There is no description on the back of this old postcard, only printer information that tells us the publisher was Grafiche Biondetti in Verona, and that it was printed in Italy.
I found a video camera for sale at Etsy that resembles the one the girl is holding. Because the description is wonderful and rather brings this postcard to life I am going to print it below because the item may sell, in which case the Etsy shop link would be useless:
1960s 8mm Video Camera - Mansfield Holiday I-EE
Excellent condition camera for video or stop-motion projects, or perfect for neat home decor.
Made in Japan by Argus Inc. between 1962-65.
Sturdy grey metal casing, chrome details and a mixture of charming fonts. Clean and in great shape, and appears fully functional after thorough cleaning/examination.
Completely mechanical operation (no need for batteries). A small lever can advance the film per frame for stop-motion work, or automatically. The attachable handle has a trigger that also engages the automatic film feed. Camera can be mounted to your tri-pod to make sick looking claymation monster movies!!
This wonderful device is nearly 50 years old and has been well cared for. Given the age and the delicate nature of a camera's workings, this should not be your next beater camera, but could definitely yield some fantastic art given proper love and care.
Or perhaps it will just add that perfect touch to your sharp 60s decor and make your space look like a million bucks.
Freshly cleaned and given a good once-over. Exterior is in lovely condition with minimal scratches. Lens has no damage. Film housing is clean and includes the take-up reel.
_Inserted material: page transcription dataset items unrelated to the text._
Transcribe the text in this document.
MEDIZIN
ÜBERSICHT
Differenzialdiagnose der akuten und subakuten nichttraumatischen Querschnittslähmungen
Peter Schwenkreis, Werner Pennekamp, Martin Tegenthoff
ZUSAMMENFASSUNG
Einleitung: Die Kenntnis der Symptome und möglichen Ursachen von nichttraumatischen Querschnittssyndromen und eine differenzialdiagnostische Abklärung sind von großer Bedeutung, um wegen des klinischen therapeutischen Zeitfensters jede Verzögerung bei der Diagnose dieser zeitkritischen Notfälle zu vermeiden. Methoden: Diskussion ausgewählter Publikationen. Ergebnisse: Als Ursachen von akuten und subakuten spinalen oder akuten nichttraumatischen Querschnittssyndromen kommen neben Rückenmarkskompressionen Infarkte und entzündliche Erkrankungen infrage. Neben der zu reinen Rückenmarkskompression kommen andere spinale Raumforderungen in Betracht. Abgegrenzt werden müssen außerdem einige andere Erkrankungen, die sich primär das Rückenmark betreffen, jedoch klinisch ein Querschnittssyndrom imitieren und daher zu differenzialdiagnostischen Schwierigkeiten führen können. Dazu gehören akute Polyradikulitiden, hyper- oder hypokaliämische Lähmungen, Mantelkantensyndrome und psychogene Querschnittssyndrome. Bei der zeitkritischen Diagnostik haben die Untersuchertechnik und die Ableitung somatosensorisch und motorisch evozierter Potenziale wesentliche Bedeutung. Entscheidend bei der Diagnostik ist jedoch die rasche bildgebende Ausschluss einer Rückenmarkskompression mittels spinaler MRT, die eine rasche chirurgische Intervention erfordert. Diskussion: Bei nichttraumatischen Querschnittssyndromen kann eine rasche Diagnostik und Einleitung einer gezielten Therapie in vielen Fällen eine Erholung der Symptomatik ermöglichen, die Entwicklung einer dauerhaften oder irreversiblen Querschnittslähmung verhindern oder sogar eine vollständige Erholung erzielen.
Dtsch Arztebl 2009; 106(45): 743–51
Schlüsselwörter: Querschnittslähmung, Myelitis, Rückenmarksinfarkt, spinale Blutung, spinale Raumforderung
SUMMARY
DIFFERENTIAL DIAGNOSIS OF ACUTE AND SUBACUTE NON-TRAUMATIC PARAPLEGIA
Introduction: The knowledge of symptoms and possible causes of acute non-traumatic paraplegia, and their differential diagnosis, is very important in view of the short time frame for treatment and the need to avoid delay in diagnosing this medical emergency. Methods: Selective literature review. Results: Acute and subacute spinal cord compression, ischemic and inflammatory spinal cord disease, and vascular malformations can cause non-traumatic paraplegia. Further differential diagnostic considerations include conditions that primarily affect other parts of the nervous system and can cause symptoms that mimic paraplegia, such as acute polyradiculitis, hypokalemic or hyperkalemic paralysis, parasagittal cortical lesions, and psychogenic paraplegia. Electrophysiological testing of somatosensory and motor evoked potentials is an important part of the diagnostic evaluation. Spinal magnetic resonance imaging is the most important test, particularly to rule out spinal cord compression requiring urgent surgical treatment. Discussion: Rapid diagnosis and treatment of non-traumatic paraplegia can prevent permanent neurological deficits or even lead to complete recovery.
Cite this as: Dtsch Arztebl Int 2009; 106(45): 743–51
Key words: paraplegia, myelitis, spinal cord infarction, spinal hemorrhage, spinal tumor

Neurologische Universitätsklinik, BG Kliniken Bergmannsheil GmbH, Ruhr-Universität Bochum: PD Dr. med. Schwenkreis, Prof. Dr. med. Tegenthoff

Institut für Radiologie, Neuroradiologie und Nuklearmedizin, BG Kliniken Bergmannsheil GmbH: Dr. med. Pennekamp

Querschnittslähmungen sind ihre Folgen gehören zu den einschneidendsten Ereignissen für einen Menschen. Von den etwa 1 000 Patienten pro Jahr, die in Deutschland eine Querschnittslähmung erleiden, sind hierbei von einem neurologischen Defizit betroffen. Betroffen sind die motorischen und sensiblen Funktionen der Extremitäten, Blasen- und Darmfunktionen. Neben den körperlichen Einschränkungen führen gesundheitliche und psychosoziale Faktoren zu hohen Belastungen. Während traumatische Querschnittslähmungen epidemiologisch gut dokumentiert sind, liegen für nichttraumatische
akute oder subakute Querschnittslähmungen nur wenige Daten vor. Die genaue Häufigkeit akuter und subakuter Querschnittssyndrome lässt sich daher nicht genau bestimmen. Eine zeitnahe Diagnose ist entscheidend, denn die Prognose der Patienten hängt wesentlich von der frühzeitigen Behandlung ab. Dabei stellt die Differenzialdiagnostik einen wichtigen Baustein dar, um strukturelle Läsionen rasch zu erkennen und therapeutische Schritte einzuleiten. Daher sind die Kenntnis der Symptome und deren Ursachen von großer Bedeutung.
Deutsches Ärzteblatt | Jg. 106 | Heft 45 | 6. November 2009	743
Camera dimensions are about 5 1/4 in (top to bottom) x 7 1/4 in (eye piece to lens)
Handle is 4 1/8 in long
***I examined this camera very carefully and have checked that the lens appears clean and undamaged, the advancing mechanics operate as expected and overall device is clean. I have not tested with actual film and so cannot guarantee that all aspects of the camera's original functionality are intact. This camera is offered as is, but I am confident that anything this cute is unlikely to disappoint!
These days, when kids get together to record good times they pull out their smart phones to capture video moments. Much less cumbersome, to be sure.....but also lacking in movie-making magic! And there are expectations for technological perfection, that wow-factor that the couple in the park above probably never would have considered. Technology Review has an article about a new product that indicates how much things have changed in the world of personal videography. You can read the entire article HERE, as I am sharing only a portion:
Using Your Smart Phone to Mix Video Clips with Others
Vyclone turns a phone into an automated editing suite, mashing up videos recorded simultaneously from different angles.
Taking a video of a concert or ball game with your smart phone and uploading it to YouTube is easy. Finding other videos taken by fellow spectators at the same time and stitching them into one seamless recording is a lot harder.
A new app called Vyclone promises to do that hard stuff for you. Created by Joe Sumner and David King Lassman, the app can be used for all kinds of things, from concert and wedding recordings to short films and citizen journalism projects. Sumner and King Lassman say they aren't trying to compete with professional video-editing tools—rather, they see Vyclone as something anyone can use on the fly. "We can all have our Scorsese moment, irrespective of experience and ability," King Lassman says.
As more people tote smart phones everywhere they go, Vyclone and a growing number of other mobile apps are trying to bring functionality to smart phones that until recently was restricted to computers.
Sumner, a singer-songwriter, thought of the idea in 2010 while touring as a member of the band Fiction Plane. He noticed that audience members spent much of the show recording it with their cell phones and then posted their videos on YouTube. Sumner figured there must be a simple way to link all the phones at an event and create an automatically generated compilation of the different videos taken simultaneously. That way "people would be able to look at every single viewpoint and see everything," he says.
Sumner began working with King Lassman, a technology entrepreneur, on software that could rapidly analyze, process, mash up, and spit out video recorded by people at the same event. In May they rolled out the free iPhone app in their native England, which they're treating as a test market before bringing the app stateside this summer. . .
Happy Labor Day weekend wishes to those celebrating in the U.S. and Happy Labour Day to those celebrating in Canada this weekend. Go make some sweet
end-of-summer memories, and perhaps capture them via smart phone, or a poem or painting because time goes by so fast!